Wednesday 16 November 2011

Yay! Techno party!


Not only have the people not been consulted, sending for the technocrats is openly praised as a mechanism for avoiding consultation, whether by referendum or a general election. Instead, "governments of national unity" - a euphemism for something like one-party state - are sworn in as though there's a war on. There's not a war on. Nor has society collapsed, not even in Greece. It's just a common-or-garden economic crisis, no worse than that which British democracy sailed through in the late 1970s. 

Top blogging from the Heresiarch on the rise of technocracy at the expense of democracy. What worries me about the new governing class (apart from the little matters of legitimacy and accountability, or total lack thereof), is the basis on which these people have been appointed. Mario Monti, for example, is a former adviser to Goldman Sachs and Coca Cola and a.'convinced free marketeer with close connections to the European and global policy-making elite'.

Yes, he was an an advisor the Goldman Sachs the company that 'helped the Greek government to mask the true extent of its deficit with the help of a derivatives deal that legally circumvented the EU Maastricht deficit rules' and best mates with the European and global policy-making elites (you know, the ones who were in charge of the Eurozone and were totally unprepared for the global financial crisis in 2008). All very cozy. He sounds more like part of the problem than part of the solution to me.

I do believe that there are people with exceptional talent, intellect and technical skills who can change the world for the better. I just don't believe that it's this bunch of conventional insiders.

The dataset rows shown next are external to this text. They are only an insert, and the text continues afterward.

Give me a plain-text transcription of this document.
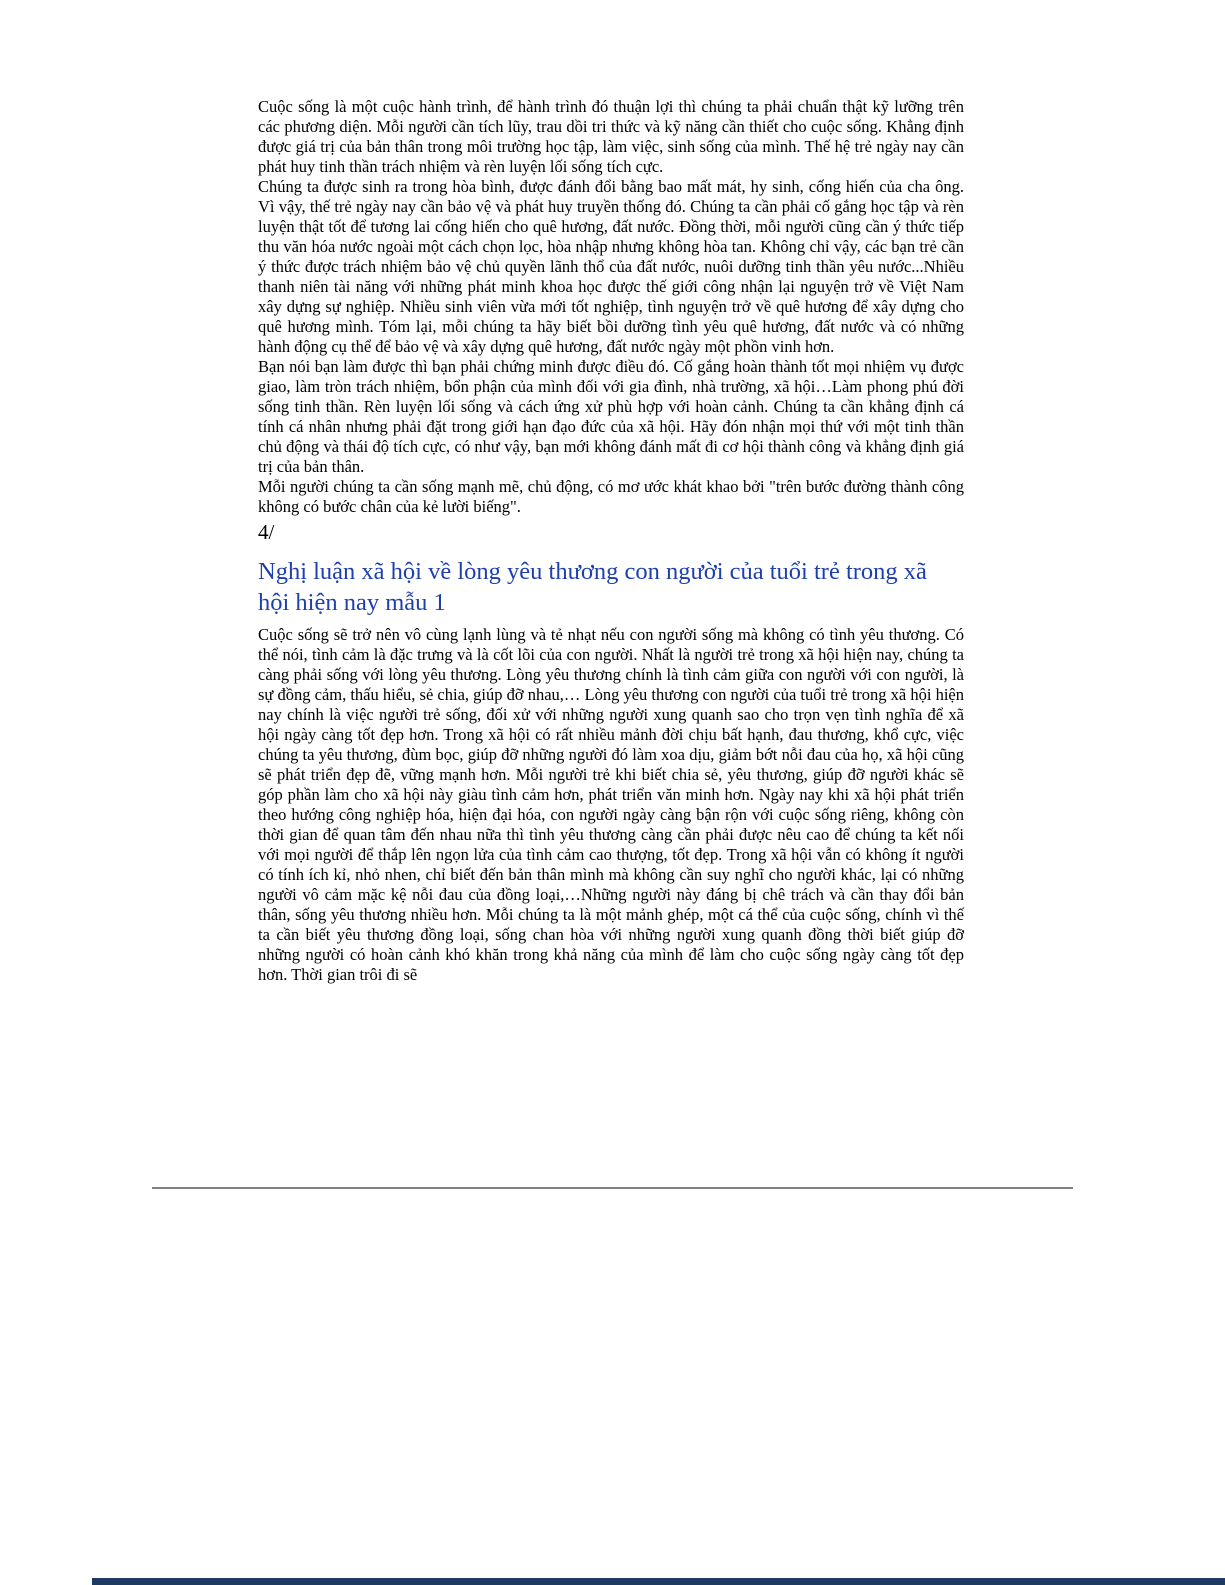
Cuộc sống là một cuộc hành trình, để hành trình đó thuận lợi thì chúng ta phải chuẩn thật kỹ lưỡng trên các phương diện. Mỗi người cần tích lũy, trau dồi tri thức và kỹ năng cần thiết cho cuộc sống. Khẳng định được giá trị của bản thân trong môi trường học tập, làm việc, sinh sống của mình. Thế hệ trẻ ngày nay cần phát huy tinh thần trách nhiệm và rèn luyện lối sống tích cực.

Chúng ta được sinh ra trong hòa bình, được đánh đổi bằng bao mất mát, hy sinh, cống hiến của cha ông. Vì vậy, thế trẻ ngày nay cần bảo vệ và phát huy truyền thống đó. Chúng ta cần phải cố gắng học tập và rèn luyện thật tốt để tương lai cống hiến cho quê hương, đất nước. Đồng thời, mỗi người cũng cần ý thức tiếp thu văn hóa nước ngoài một cách chọn lọc, hòa nhập nhưng không hòa tan. Không chỉ vậy, các bạn trẻ cần ý thức được trách nhiệm bảo vệ chủ quyền lãnh thổ của đất nước, nuôi dưỡng tinh thần yêu nước...Nhiều thanh niên tài năng với những phát minh khoa học được thế giới công nhận lại nguyện trở về Việt Nam xây dựng sự nghiệp. Nhiều sinh viên vừa mới tốt nghiệp, tình nguyện trở về quê hương để xây dựng cho quê hương mình. Tóm lại, mỗi chúng ta hãy biết bồi dưỡng tình yêu quê hương, đất nước và có những hành động cụ thể để bảo vệ và xây dựng quê hương, đất nước ngày một phồn vinh hơn.

Bạn nói bạn làm được thì bạn phải chứng minh được điều đó. Cố gắng hoàn thành tốt mọi nhiệm vụ được giao, làm tròn trách nhiệm, bổn phận của mình đối với gia đình, nhà trường, xã hội…Làm phong phú đời sống tinh thần. Rèn luyện lối sống và cách ứng xử phù hợp với hoàn cảnh. Chúng ta cần khẳng định cá tính cá nhân nhưng phải đặt trong giới hạn đạo đức của xã hội. Hãy đón nhận mọi thứ với một tinh thần chủ động và thái độ tích cực, có như vậy, bạn mới không đánh mất đi cơ hội thành công và khẳng định giá trị của bản thân.

Mỗi người chúng ta cần sống mạnh mẽ, chủ động, có mơ ước khát khao bởi "trên bước đường thành công không có bước chân của kẻ lười biếng".

4/

Nghị luận xã hội về lòng yêu thương con người của tuổi trẻ trong xã hội hiện nay mẫu 1

Cuộc sống sẽ trở nên vô cùng lạnh lùng và tẻ nhạt nếu con người sống mà không có tình yêu thương. Có thể nói, tình cảm là đặc trưng và là cốt lõi của con người. Nhất là người trẻ trong xã hội hiện nay, chúng ta càng phải sống với lòng yêu thương. Lòng yêu thương chính là tình cảm giữa con người với con người, là sự đồng cảm, thấu hiểu, sẻ chia, giúp đỡ nhau,… Lòng yêu thương con người của tuổi trẻ trong xã hội hiện nay chính là việc người trẻ sống, đối xử với những người xung quanh sao cho trọn vẹn tình nghĩa để xã hội ngày càng tốt đẹp hơn. Trong xã hội có rất nhiều mảnh đời chịu bất hạnh, đau thương, khổ cực, việc chúng ta yêu thương, đùm bọc, giúp đỡ những người đó làm xoa dịu, giảm bớt nỗi đau của họ, xã hội cũng sẽ phát triển đẹp đẽ, vững mạnh hơn. Mỗi người trẻ khi biết chia sẻ, yêu thương, giúp đỡ người khác sẽ góp phần làm cho xã hội này giàu tình cảm hơn, phát triển văn minh hơn. Ngày nay khi xã hội phát triển theo hướng công nghiệp hóa, hiện đại hóa, con người ngày càng bận rộn với cuộc sống riêng, không còn thời gian để quan tâm đến nhau nữa thì tình yêu thương càng cần phải được nêu cao để chúng ta kết nối với mọi người để thắp lên ngọn lửa của tình cảm cao thượng, tốt đẹp. Trong xã hội vẫn có không ít người có tính ích kỉ, nhỏ nhen, chỉ biết đến bản thân mình mà không cần suy nghĩ cho người khác, lại có những người vô cảm mặc kệ nỗi đau của đồng loại,…Những người này đáng bị chê trách và cần thay đổi bản thân, sống yêu thương nhiều hơn. Mỗi chúng ta là một mảnh ghép, một cá thể của cuộc sống, chính vì thế ta cần biết yêu thương đồng loại, sống chan hòa với những người xung quanh đồng thời biết giúp đỡ những người có hoàn cảnh khó khăn trong khả năng của mình để làm cho cuộc sống ngày càng tốt đẹp hơn. Thời gian trôi đi sẽ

If you want to put some faith in experts as saviours, you'd be better off following the scientists at Wellcome Trust's Sanger Institute, who've been studying how the malaria parasite infiltrates red blood cells and may have pointed the way to an effective vaccine against a disease that kills about a million people every year, most of them children under five.

Or Neil Gershenfeld of MIT's Center for Bits and Atoms, prophet of what might just be the next industrial revolution and 'a bottom up culture of distributed innovation'.Techno utopianism, maybe, but unlike the EU version of rule by technocrats, at least some of his dream might come true and could potentially put a lot people in control of their own lives, rather than reducing them to the status of voicless serfs, toiling to preserve a broken system.